Monitoring the future

Photo: This AgWeatherNet station is located in a field of Washington grapes.  (Photo courtesy of Gary Grove).

Washington farmers, in the near future, could be downloading podcasts or check their PDAs for the most up-to-date prediction of frost or plant disease outbreaks. That’s what Gary Grove, the new director of the Washington AgWeatherNet, located in the WSU Irrigated Agricultural Research and Extension Center (IAREC) in Prosser, anticipates, Grove wants to deliver real-time, weather-related information directly into the hands of people who need it.

“The primary goal of AgWeatherNet,” he said, “is to make farming more profitable and, in doing so, strengthen Washington’s economy. Everyone in the state can benefit from that.”

The benefits are expected to grow after the infusion of state money in 2005 and 2006 from the Washington Legislature. In 2005, lawmakers appropriated $300,000 to AgWeatherNet to upgrade about 60 older public agricultural weather stations across the state, as well as add about 60 new ones. In 2006, lawmakers approved approximately $800,000 for operation, service and maintenance costs of the network.

Each station, through a network of computers and radio, gathers and distributes accurate, near-real-time weather data to the IAREC. The data provides growers with crucial information for making decisions about irrigation, frost protection and pest and disease management. A typical weather station measures air temperature, relative humidity, solar radiation, rainfall, wind speed, wind direction, leaf wetness, soil temperature and soil moisture.

With the new funding, stations will be updated with state-of-the-art equipment and, eventually, the AWN 200, a data logger/radio developed by the Center for Precision Agricultural Systems (another division within IAREC) under the oversight of director Fran Pierce. The project is in the late development stage, with a few units being tested in the field.
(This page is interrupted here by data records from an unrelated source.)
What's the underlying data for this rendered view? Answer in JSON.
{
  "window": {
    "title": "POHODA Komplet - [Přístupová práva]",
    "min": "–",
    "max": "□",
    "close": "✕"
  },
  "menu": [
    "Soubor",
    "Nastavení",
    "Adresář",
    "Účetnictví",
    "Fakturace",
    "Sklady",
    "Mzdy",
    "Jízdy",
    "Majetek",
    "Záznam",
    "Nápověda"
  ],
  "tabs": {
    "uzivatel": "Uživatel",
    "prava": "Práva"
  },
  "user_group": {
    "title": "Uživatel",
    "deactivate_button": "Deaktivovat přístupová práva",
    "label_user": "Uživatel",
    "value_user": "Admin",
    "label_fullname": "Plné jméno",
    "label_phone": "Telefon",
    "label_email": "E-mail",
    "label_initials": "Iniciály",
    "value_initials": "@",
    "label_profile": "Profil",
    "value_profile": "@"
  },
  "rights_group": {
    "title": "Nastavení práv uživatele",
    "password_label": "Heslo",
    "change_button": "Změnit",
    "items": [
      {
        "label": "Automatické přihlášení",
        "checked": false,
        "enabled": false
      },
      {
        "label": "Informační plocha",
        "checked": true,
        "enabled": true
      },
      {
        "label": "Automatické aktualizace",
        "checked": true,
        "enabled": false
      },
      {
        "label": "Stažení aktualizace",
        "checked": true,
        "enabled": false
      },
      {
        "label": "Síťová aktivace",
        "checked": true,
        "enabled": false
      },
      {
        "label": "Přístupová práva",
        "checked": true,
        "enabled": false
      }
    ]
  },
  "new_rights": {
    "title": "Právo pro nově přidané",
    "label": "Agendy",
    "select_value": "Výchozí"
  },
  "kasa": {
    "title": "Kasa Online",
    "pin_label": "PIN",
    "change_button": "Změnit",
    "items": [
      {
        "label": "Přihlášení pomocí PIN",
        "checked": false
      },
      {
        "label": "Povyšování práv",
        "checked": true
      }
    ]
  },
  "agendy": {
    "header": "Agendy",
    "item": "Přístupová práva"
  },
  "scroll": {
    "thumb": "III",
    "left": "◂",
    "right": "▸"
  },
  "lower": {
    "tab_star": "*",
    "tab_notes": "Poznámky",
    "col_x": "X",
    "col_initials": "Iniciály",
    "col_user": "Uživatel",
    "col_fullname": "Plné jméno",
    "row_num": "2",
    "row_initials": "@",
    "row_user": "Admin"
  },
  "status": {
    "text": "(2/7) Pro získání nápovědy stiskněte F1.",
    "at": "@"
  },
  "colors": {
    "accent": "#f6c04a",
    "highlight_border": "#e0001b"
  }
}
The funding also allowed for the permanent staffing of director and manager positions as well as an agro-meteorologist faculty position. Grove, hired as director July 1, holds a split appointment as professor of plant pathology and WSU Extension plant pathologist at the IAREC. He has worked extensively with a number of commodity groups and has been with WSU for 20 years.

“Some of our agricultural supporters really went to bat for WSU with the Legislature,” said Grove. “Without their support, we wouldn’t exist as we do today.”

Nor would they be poised for what’s to come. For the short term, the challenge is to get everything up and running — to install or upgrade all 120 weather stations, hire employees and become familiar with new duties. The updated AgWeatherNet website is expected to go live on March 1, 2007. Until then, information is available at http://agweathernet.prosser.wsu.edu.

For the future, Grove foresees potential for AgWeatherNet beyond the agricultural community. For example, stations have been monitoring air quality in the Tri-Cities in collaboration with the Benton County Clean Air Authority. Along the Columbia River, stations are in use for biosecurity in locations where chemical weapons or other hazardous chemicals are stored. In case of a leak, stations equipped with wind sensors can predict, through wind speed and direction, how fast and far the substance could spread.

Still on the drawing board are plans to develop and install a DNA-sensing chip that could sense pathogens in the air — such as powdery mildews that affect wine grapes, hops and tree fruit.